I am studying applications of Ridge Regression in Machine Learning and while reading the Hoerl and Kennard paper on Ridge Regression I came a cross an ambiguity I don't understand. They refer to the matrices that are "not nearly" unit matrices and thus are bad candidates for ordinary least squares but good candidates for ridge regression.

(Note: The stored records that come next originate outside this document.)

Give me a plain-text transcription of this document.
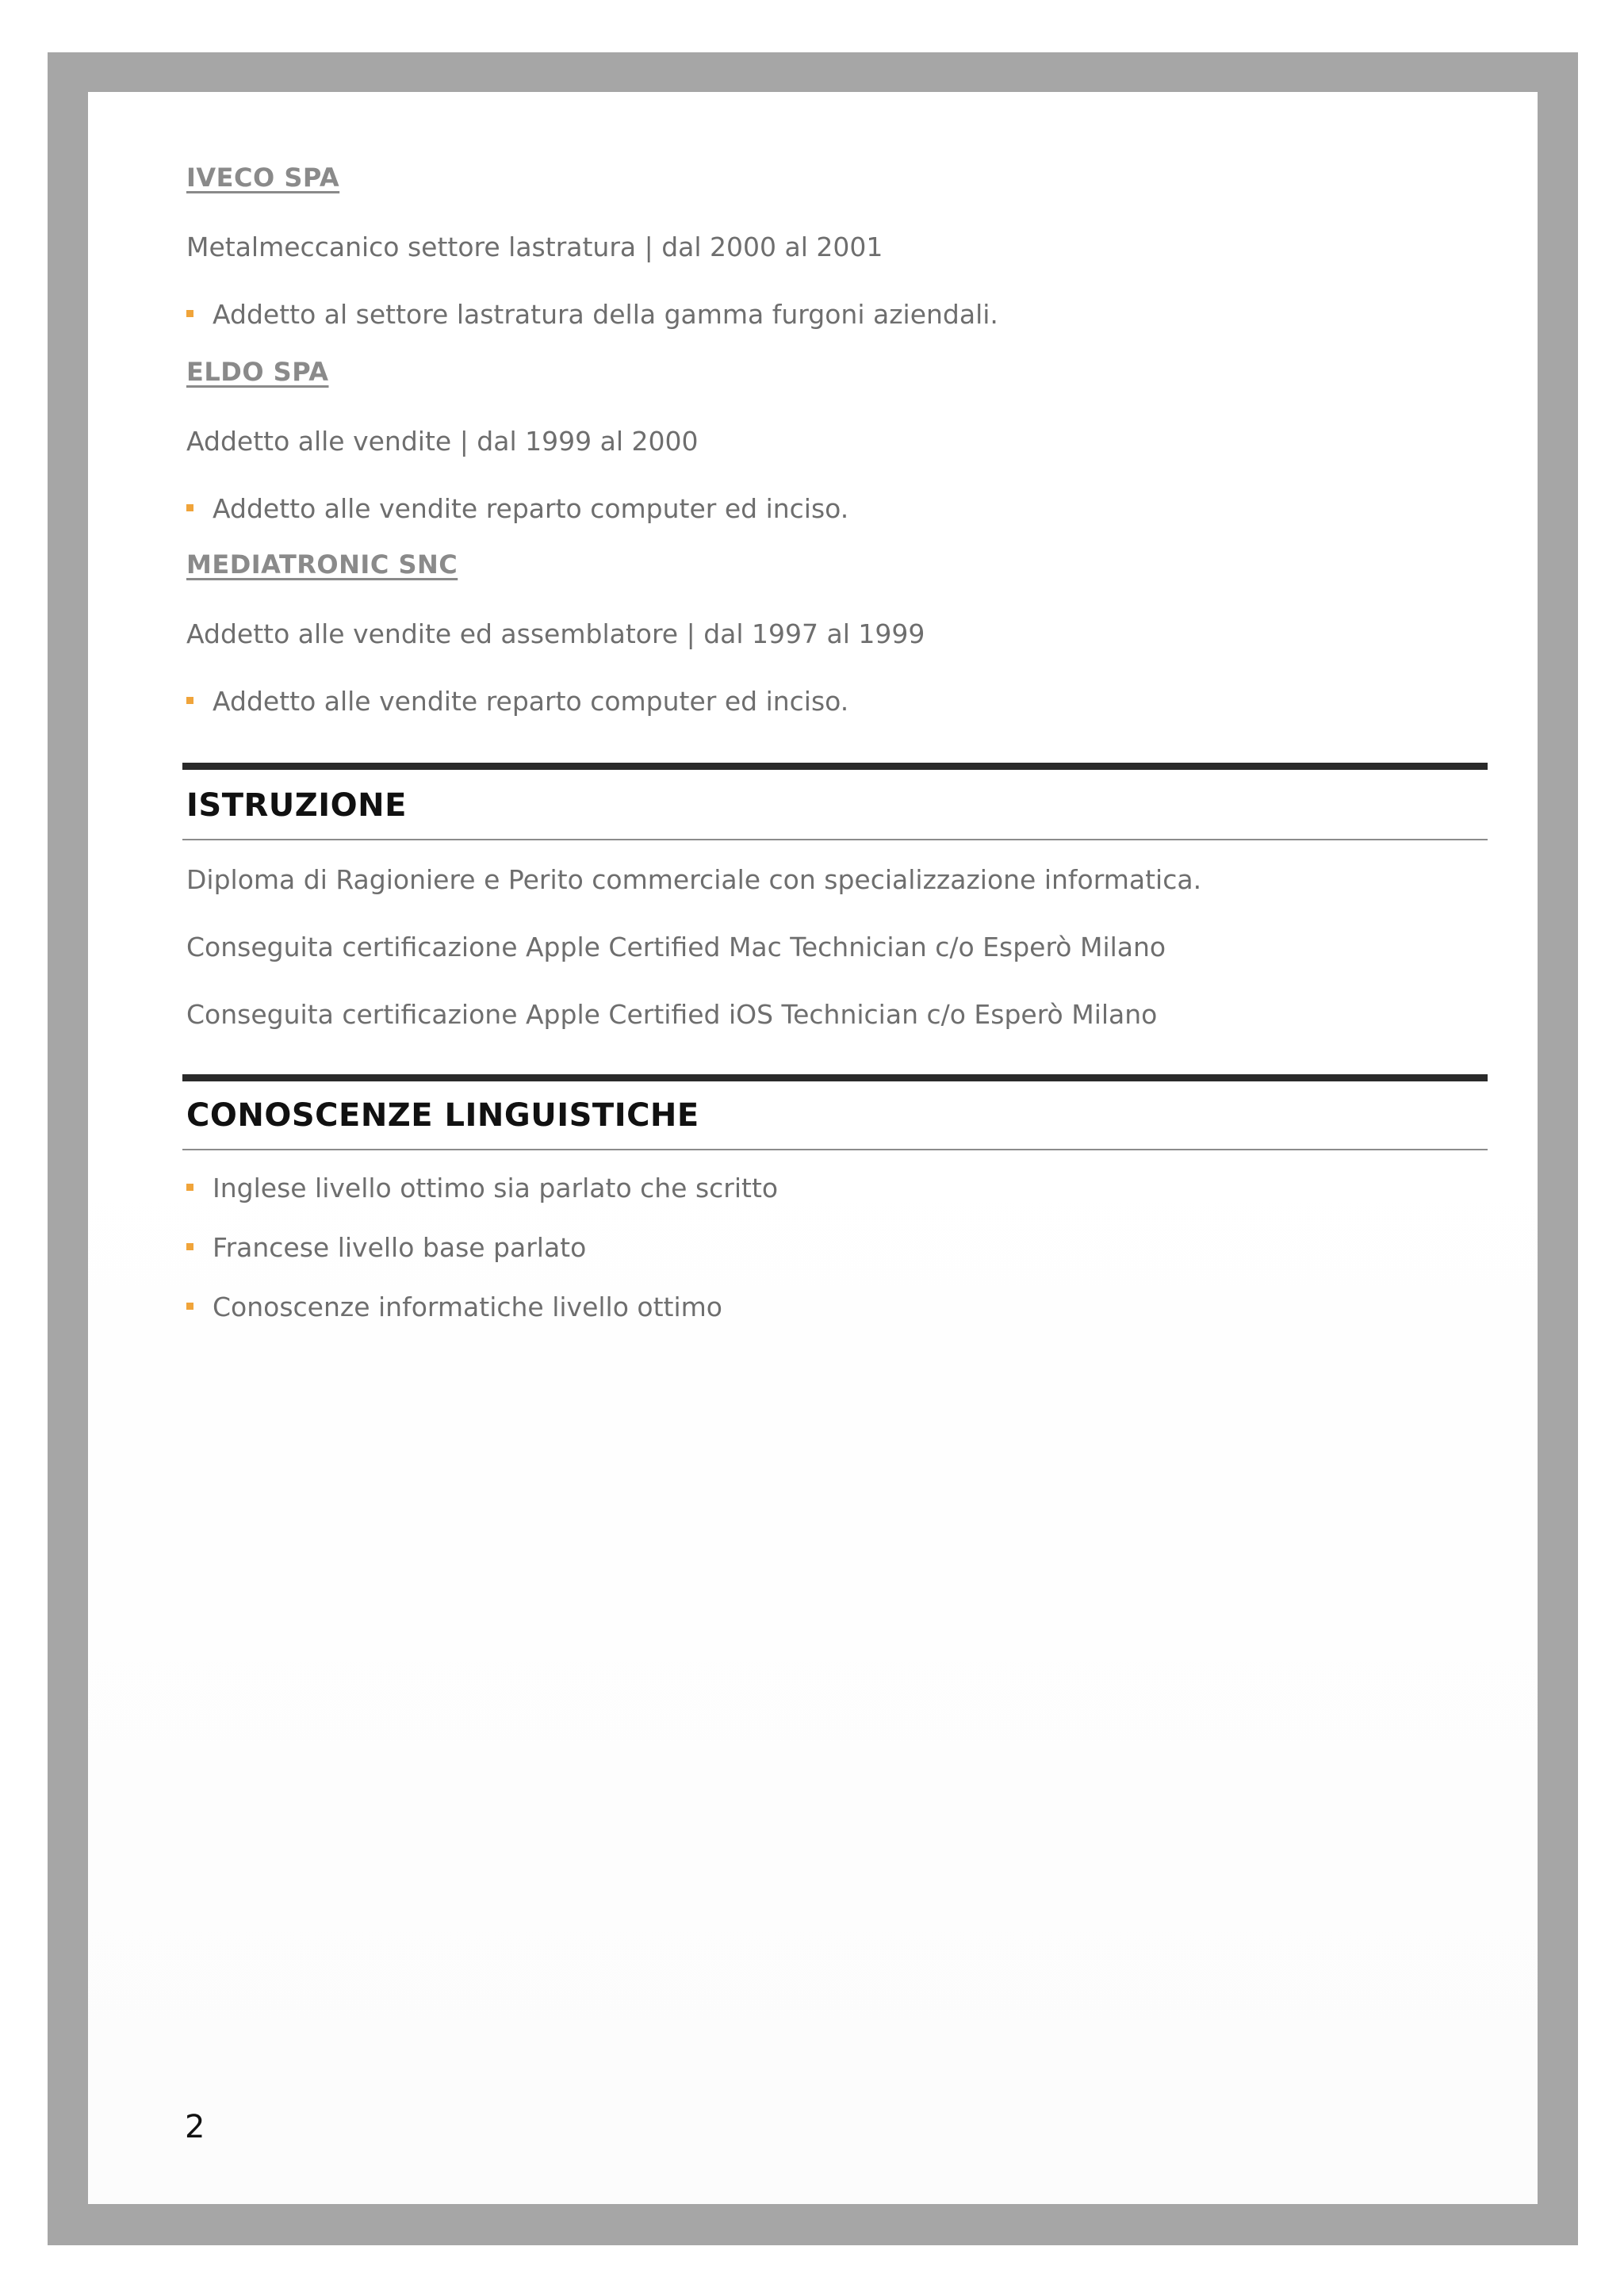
IVECO SPA
Metalmeccanico settore lastratura | dal 2000 al 2001
Addetto al settore lastratura della gamma furgoni aziendali.
ELDO SPA
Addetto alle vendite | dal 1999 al 2000
Addetto alle vendite reparto computer ed inciso.
MEDIATRONIC SNC
Addetto alle vendite ed assemblatore | dal 1997 al 1999
Addetto alle vendite reparto computer ed inciso.
ISTRUZIONE
Diploma di Ragioniere e Perito commerciale con specializzazione informatica.
Conseguita certificazione Apple Certified Mac Technician c/o Esperò Milano
Conseguita certificazione Apple Certified iOS Technician c/o Esperò Milano
CONOSCENZE LINGUISTICHE
Inglese livello ottimo sia parlato che scritto
Francese livello base parlato
Conoscenze informatiche livello ottimo
2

The solution to the ordinary least squares regression is:

$\beta = (X'X) ^ {-1}X'y$

While the solution to the Ridge Regression is:

$\beta = (X'X+I\lambda) ^ {-1}X'y$

As $X'X$ varies further from a unit matrix, the OLS solution is less reliable. In this case when they use the term "unit matrix" are they referring to...

1) The identity matrix

2) An (n x n) matrix of all ones

3) Or the (n x n) matrix $A=X'X$ where some (n x n) matrix $B$ exists such that $AB=BA=I$

I think the answer is 3 but I can't determine this for sure.

Here's a link to the paper: https://pdfs.semanticscholar.org/910e/d31ef5532dcbcf0bd01a980b1f79b9086fca.pdf

Answer 1

In my opinion, the "unit matrix" refers to the identity matrix $I_{p\times p}$, where $p$ is the number of variables.

If $X' X$ is far away from $I$, or more specifically, if the condition number of $X' X$ is very large, then the OLS solution is unstable and some forms of smoothing (e.g., Ridge regression) are typically needed.

Answer 2

The ridge regression problem may be stated as $$ \begin{equation}\tag{1} \underset{\beta}{\text{minimize}}\quad||y-X\beta||_2^2+\lambda||\beta||_2^2 \triangleq f(\beta) \end{equation} $$ Thus, the variable $\beta$ is penalized for being too big in the two norm. Differentiating $f(\beta)$ with respect to $\beta$ and setting it equal to $0$ yields $$ -X^T(y-X\beta)+\lambda\beta=0 \iff (X^TX+\lambda I)\beta = X^Ty $$ yielding $$ \hat{\beta} = (X^TX+\lambda I)^{-1}X^Ty $$ thus we can conclude that the $I$ in the formula is the identity matrix (diagonal matrix with ones on the diagonal and zeros elsewhere). Just like Yining Wang says, ridge regession is used when the condition number of $X^TX$ is large, or when the $X^TX$ (for some reason) is not full rank. It is also used when the 2-norm of the variable needs to be limited; as a matter of fact, solving $(1)$ is the same as solving (for some specific choice of $\lambda$ and $\tau$) $$ \underset{\beta}{\text{minimize}}\quad ||y-X\beta||_2^2\\ \text{subject to} \quad||\beta||_2^2\leq \tau $$